For comparison, SGI used a wildly different architecture underneath, which heavily impacted performance - it's also why "xsgi" would default to indexed colour and you'd use 24bit/32bit visuals only for some windows - the server would use indexed colour visuals on the actual framebuffer to reduce memory bandwidth and composite everything together in hardware.
It's also why there were "X11 Overlays" for GL - it meant you could easily implement parts of the GUI in X11 and still render on-top of direct-rendered visuals that bypassed X11.
Interesting! I wonder if there are any writeups around with more details on the SGI X architecture?

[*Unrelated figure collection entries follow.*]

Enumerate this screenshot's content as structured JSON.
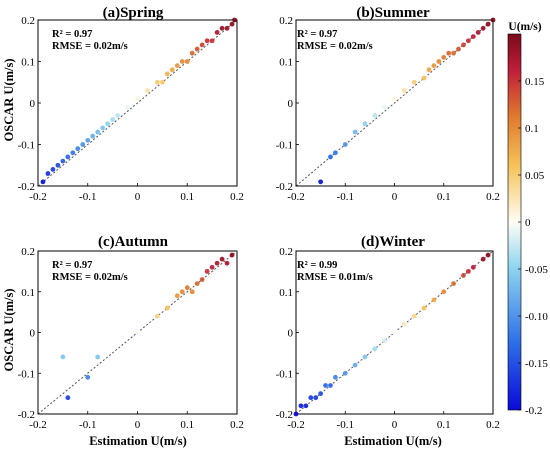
{
  "figure": {
    "ylabel": "OSCAR U(m/s)",
    "xlabel": "Estimation U(m/s)"
  },
  "colorbar": {
    "title": "U(m/s)",
    "range": [
      -0.2,
      0.2
    ],
    "ticks": [
      "0.15",
      "0.1",
      "0.05",
      "0",
      "-0.05",
      "-0.10",
      "-0.15",
      "-0.2"
    ],
    "tick_values": [
      0.15,
      0.1,
      0.05,
      0,
      -0.05,
      -0.1,
      -0.15,
      -0.2
    ],
    "colormap_stops": [
      "#0a0ad8",
      "#2f6fe8",
      "#8fd6f0",
      "#fffdf4",
      "#f5c25a",
      "#e07a2f",
      "#c0203a",
      "#7a0a1a"
    ]
  },
  "chart_data": [
    {
      "type": "scatter",
      "title": "(a)Spring",
      "r2_text": "R² = 0.97",
      "rmse_text": "RMSE = 0.02m/s",
      "xlim": [
        -0.2,
        0.2
      ],
      "ylim": [
        -0.2,
        0.2
      ],
      "xticks": [
        "-0.2",
        "-0.1",
        "0",
        "0.1",
        "0.2"
      ],
      "yticks": [
        "-0.2",
        "-0.1",
        "0",
        "0.1",
        "0.2"
      ],
      "x": [
        -0.19,
        -0.18,
        -0.17,
        -0.16,
        -0.15,
        -0.14,
        -0.13,
        -0.12,
        -0.11,
        -0.1,
        -0.09,
        -0.08,
        -0.07,
        -0.06,
        -0.05,
        -0.04,
        -0.02,
        0.0,
        0.02,
        0.04,
        0.05,
        0.06,
        0.07,
        0.08,
        0.09,
        0.1,
        0.11,
        0.12,
        0.13,
        0.14,
        0.15,
        0.16,
        0.17,
        0.18,
        0.19,
        0.195
      ],
      "y": [
        -0.19,
        -0.17,
        -0.16,
        -0.15,
        -0.14,
        -0.13,
        -0.12,
        -0.11,
        -0.1,
        -0.09,
        -0.08,
        -0.07,
        -0.06,
        -0.05,
        -0.04,
        -0.03,
        -0.01,
        0.01,
        0.03,
        0.05,
        0.05,
        0.07,
        0.08,
        0.09,
        0.1,
        0.1,
        0.12,
        0.13,
        0.14,
        0.15,
        0.15,
        0.17,
        0.18,
        0.18,
        0.19,
        0.2
      ]
    },
    {
      "type": "scatter",
      "title": "(b)Summer",
      "r2_text": "R² = 0.97",
      "rmse_text": "RMSE = 0.02m/s",
      "xlim": [
        -0.2,
        0.2
      ],
      "ylim": [
        -0.2,
        0.2
      ],
      "xticks": [
        "-0.2",
        "-0.1",
        "0",
        "0.1",
        "0.2"
      ],
      "yticks": [
        "-0.2",
        "-0.1",
        "0",
        "0.1",
        "0.2"
      ],
      "x": [
        -0.15,
        -0.13,
        -0.12,
        -0.1,
        -0.08,
        -0.06,
        -0.04,
        -0.02,
        0.0,
        0.02,
        0.04,
        0.06,
        0.07,
        0.08,
        0.09,
        0.1,
        0.11,
        0.12,
        0.13,
        0.14,
        0.15,
        0.16,
        0.17,
        0.18,
        0.19,
        0.2
      ],
      "y": [
        -0.19,
        -0.13,
        -0.12,
        -0.1,
        -0.07,
        -0.05,
        -0.03,
        -0.01,
        0.01,
        0.03,
        0.05,
        0.06,
        0.08,
        0.09,
        0.1,
        0.11,
        0.12,
        0.12,
        0.13,
        0.14,
        0.15,
        0.16,
        0.17,
        0.18,
        0.19,
        0.2
      ]
    },
    {
      "type": "scatter",
      "title": "(c)Autumn",
      "r2_text": "R² = 0.97",
      "rmse_text": "RMSE = 0.02m/s",
      "xlim": [
        -0.2,
        0.2
      ],
      "ylim": [
        -0.2,
        0.2
      ],
      "xticks": [
        "-0.2",
        "-0.1",
        "0",
        "0.1",
        "0.2"
      ],
      "yticks": [
        "-0.2",
        "-0.1",
        "0",
        "0.1",
        "0.2"
      ],
      "x": [
        -0.15,
        -0.14,
        -0.1,
        -0.08,
        0.0,
        0.04,
        0.06,
        0.08,
        0.09,
        0.1,
        0.11,
        0.12,
        0.13,
        0.14,
        0.15,
        0.16,
        0.17,
        0.18,
        0.19
      ],
      "y": [
        -0.06,
        -0.16,
        -0.11,
        -0.06,
        0.0,
        0.04,
        0.06,
        0.09,
        0.1,
        0.11,
        0.1,
        0.12,
        0.13,
        0.15,
        0.16,
        0.17,
        0.18,
        0.17,
        0.19
      ]
    },
    {
      "type": "scatter",
      "title": "(d)Winter",
      "r2_text": "R² = 0.99",
      "rmse_text": "RMSE = 0.01m/s",
      "xlim": [
        -0.2,
        0.2
      ],
      "ylim": [
        -0.2,
        0.2
      ],
      "xticks": [
        "-0.2",
        "-0.1",
        "0",
        "0.1",
        "0.2"
      ],
      "yticks": [
        "-0.2",
        "-0.1",
        "0",
        "0.1",
        "0.2"
      ],
      "x": [
        -0.2,
        -0.19,
        -0.18,
        -0.17,
        -0.16,
        -0.15,
        -0.14,
        -0.13,
        -0.12,
        -0.1,
        -0.08,
        -0.06,
        -0.04,
        -0.02,
        0.0,
        0.02,
        0.04,
        0.06,
        0.08,
        0.1,
        0.12,
        0.14,
        0.15,
        0.16,
        0.18,
        0.19
      ],
      "y": [
        -0.2,
        -0.18,
        -0.18,
        -0.16,
        -0.16,
        -0.15,
        -0.13,
        -0.13,
        -0.11,
        -0.1,
        -0.08,
        -0.06,
        -0.04,
        -0.02,
        0.0,
        0.02,
        0.04,
        0.06,
        0.08,
        0.1,
        0.12,
        0.14,
        0.15,
        0.16,
        0.18,
        0.19
      ]
    }
  ]
}
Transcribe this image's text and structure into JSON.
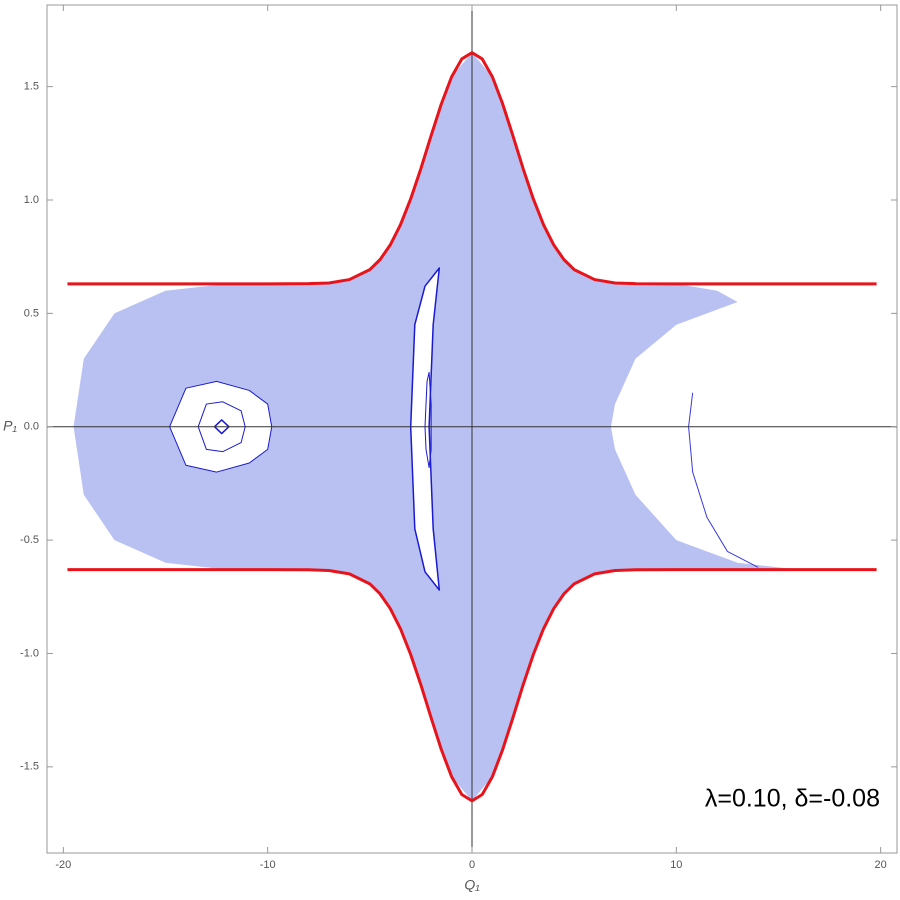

But I was really thinking about going further with all or nearly all of the X server executing on the GPU with only cpu shims for input peripherals, networking etc.
The closest to this idea was less X11 and more the never actually fulfilled to my knowledge promise of NeXTDimension color board for NeXT Cube - which was supposed to implement the entire graphics stack on the embedded CPU.
X11 could be implemented similarly - essentially sticking a complete standalone "X11 terminal" on an Add-In Card - the current GPU architectures aren't necessarily fitting for implementing it directly, but combine essentially an embedded OS running on extra CPU handling the protocol interactions and I/O then use a possibly more tailored interface to talk to GPU (compare with AMD's promise of HSA, or Xbox post 360 or PS4/PS5 architectures where GPU and CPU are on common memory).
NeWS-style engine (possibly with something simpler than full postscript) would work great with that, especially if you had properly shared interface libs on it.
We could run a OS on current GPUs I think, hardware-wise. And we know from history that compilers can make up for various hardware shortcomings on OS support side. Eg multi-task scheduling and concurrency can be done at the compiler level.